Thermobreast
Safe and patient-centered breast cancer screening by next-generation dynamic thermal imaging and Artificial Intelligence
Project Description
Breast cancer is the most diagnosed cancer worldwide. Well targeted screening is a proven way to prevent deaths by cancers by early diagnoses. However, current techniques come with different limitations, like being uncomfortable and painful for women, the need for body contact, radiation of mammography, limitation in screening options for breasts with dense breast tissue. ThermoBreast aims to drastically improve the prevention, diagnosis and monitoring of breast cancer while reducing the burden on women and their families, healthcare professionals and others who are directly or indirectly affected by breast cancer. The project consists of multidisciplinary research teams – 16 partners – including three SMEs and one patient association from 10 countries with complementary expertise in breast cancer diagnostics, vessel and tissue analysis, AI modelling and computer vision, health economics, social sciences and clinical science know-how.

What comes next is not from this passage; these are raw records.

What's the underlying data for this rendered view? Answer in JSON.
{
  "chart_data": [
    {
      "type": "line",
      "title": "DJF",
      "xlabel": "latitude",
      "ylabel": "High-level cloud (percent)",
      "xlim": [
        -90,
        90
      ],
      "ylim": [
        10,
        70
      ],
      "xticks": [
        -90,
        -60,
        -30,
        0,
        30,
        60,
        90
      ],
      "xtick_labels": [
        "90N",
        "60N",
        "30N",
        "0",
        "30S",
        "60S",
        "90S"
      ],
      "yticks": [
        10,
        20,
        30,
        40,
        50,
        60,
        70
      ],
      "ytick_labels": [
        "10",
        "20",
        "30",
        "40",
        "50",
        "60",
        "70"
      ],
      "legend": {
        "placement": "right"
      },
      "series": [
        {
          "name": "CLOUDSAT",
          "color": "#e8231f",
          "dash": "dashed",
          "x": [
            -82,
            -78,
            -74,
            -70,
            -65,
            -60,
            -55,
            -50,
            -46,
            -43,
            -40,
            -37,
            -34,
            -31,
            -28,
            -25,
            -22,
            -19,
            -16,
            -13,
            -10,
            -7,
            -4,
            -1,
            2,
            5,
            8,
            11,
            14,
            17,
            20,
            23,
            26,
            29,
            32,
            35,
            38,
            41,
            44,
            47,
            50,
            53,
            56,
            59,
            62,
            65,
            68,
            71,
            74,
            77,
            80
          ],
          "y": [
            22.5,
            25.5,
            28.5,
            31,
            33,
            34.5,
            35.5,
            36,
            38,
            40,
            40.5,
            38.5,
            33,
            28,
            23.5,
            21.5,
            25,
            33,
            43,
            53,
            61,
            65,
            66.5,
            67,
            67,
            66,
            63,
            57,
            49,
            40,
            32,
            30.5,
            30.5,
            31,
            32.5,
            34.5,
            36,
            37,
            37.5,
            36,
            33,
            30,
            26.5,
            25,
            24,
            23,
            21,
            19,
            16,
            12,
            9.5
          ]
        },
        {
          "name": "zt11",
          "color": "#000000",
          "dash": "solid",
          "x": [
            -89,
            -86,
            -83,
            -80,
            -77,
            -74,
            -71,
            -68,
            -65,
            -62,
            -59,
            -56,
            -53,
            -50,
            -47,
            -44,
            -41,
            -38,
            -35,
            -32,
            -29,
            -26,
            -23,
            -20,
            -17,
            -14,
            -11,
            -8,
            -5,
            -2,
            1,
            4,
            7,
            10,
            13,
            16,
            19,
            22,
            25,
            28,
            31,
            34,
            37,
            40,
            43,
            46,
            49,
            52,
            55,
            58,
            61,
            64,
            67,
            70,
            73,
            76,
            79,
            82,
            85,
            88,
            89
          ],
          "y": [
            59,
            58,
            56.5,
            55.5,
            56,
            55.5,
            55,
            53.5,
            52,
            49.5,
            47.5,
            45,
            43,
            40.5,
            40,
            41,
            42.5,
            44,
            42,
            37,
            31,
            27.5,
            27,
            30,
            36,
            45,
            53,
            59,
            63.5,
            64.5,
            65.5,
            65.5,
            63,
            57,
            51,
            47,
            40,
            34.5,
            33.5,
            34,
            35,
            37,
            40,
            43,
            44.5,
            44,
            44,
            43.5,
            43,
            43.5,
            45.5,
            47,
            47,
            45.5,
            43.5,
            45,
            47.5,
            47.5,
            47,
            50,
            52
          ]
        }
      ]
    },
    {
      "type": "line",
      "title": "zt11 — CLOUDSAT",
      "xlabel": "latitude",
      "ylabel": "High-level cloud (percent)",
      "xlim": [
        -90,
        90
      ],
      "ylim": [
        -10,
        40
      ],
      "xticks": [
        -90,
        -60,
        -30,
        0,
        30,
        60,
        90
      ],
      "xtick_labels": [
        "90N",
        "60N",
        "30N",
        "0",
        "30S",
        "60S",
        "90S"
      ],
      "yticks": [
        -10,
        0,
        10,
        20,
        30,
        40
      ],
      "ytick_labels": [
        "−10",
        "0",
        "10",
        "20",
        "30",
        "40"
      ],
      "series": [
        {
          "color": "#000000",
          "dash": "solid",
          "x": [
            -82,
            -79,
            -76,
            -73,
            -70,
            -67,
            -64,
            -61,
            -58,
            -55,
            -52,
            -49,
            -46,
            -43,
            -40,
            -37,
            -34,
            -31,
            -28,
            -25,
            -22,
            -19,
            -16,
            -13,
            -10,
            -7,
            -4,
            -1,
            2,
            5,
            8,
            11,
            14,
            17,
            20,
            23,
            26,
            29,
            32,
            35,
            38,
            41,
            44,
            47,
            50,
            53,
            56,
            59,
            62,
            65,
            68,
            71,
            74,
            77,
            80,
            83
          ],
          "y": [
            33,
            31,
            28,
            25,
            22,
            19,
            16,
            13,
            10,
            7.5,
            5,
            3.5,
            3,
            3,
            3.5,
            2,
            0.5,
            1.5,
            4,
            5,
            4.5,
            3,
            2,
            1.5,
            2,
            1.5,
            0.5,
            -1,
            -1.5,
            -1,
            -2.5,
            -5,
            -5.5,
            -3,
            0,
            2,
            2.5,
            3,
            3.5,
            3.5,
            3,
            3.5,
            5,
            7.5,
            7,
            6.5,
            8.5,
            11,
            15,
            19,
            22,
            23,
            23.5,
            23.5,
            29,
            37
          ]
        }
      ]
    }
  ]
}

How does the technology work?
ThermoBreast proposes a new solution for accurate, harmless and non-contact screening, equally applicable for all age groups and breast densities and capable of detecting pre-cancerous states. This risk-free screening technology, recently patented by the project coordinator ThermoMind LTD, can detect vascular anomalies and asymmetry, caused by cancerous growth. It combines innovative screening through multiple sensitive infrared sensors with advanced AI analysis of temporal dynamic thermal patterns. Through its patient-centred integrated diagnostics approach, this project converges intelligent computer vision, blood vessel extraction and tissue analysis with advanced information technology to deliver a medical class 1 device that will be validated in an international multicentre clinical study
Role of SMIT
To enable this technology to attain its potential in future clinical practice, it is important to keep evaluating and designing with end users iteratively throughout the innovation process. A human centered design approach is therefore needed, looking at the different actors, coming in contact with this service. Learning about local and cultural differences and translating them into requirements for the design of the technology and the design of the process when implementing. SMIT will focus on close collaboration cancer patient association to research explainability and trustworthiness of this innovative screening approach, enhancing the quality of the user experience during screening and follow up of both patients and clinicians. We will study and develop methods to assess the ethical aspect (privacy, autonomy, transparency, bias, …) of this AI driven solution and their social impact.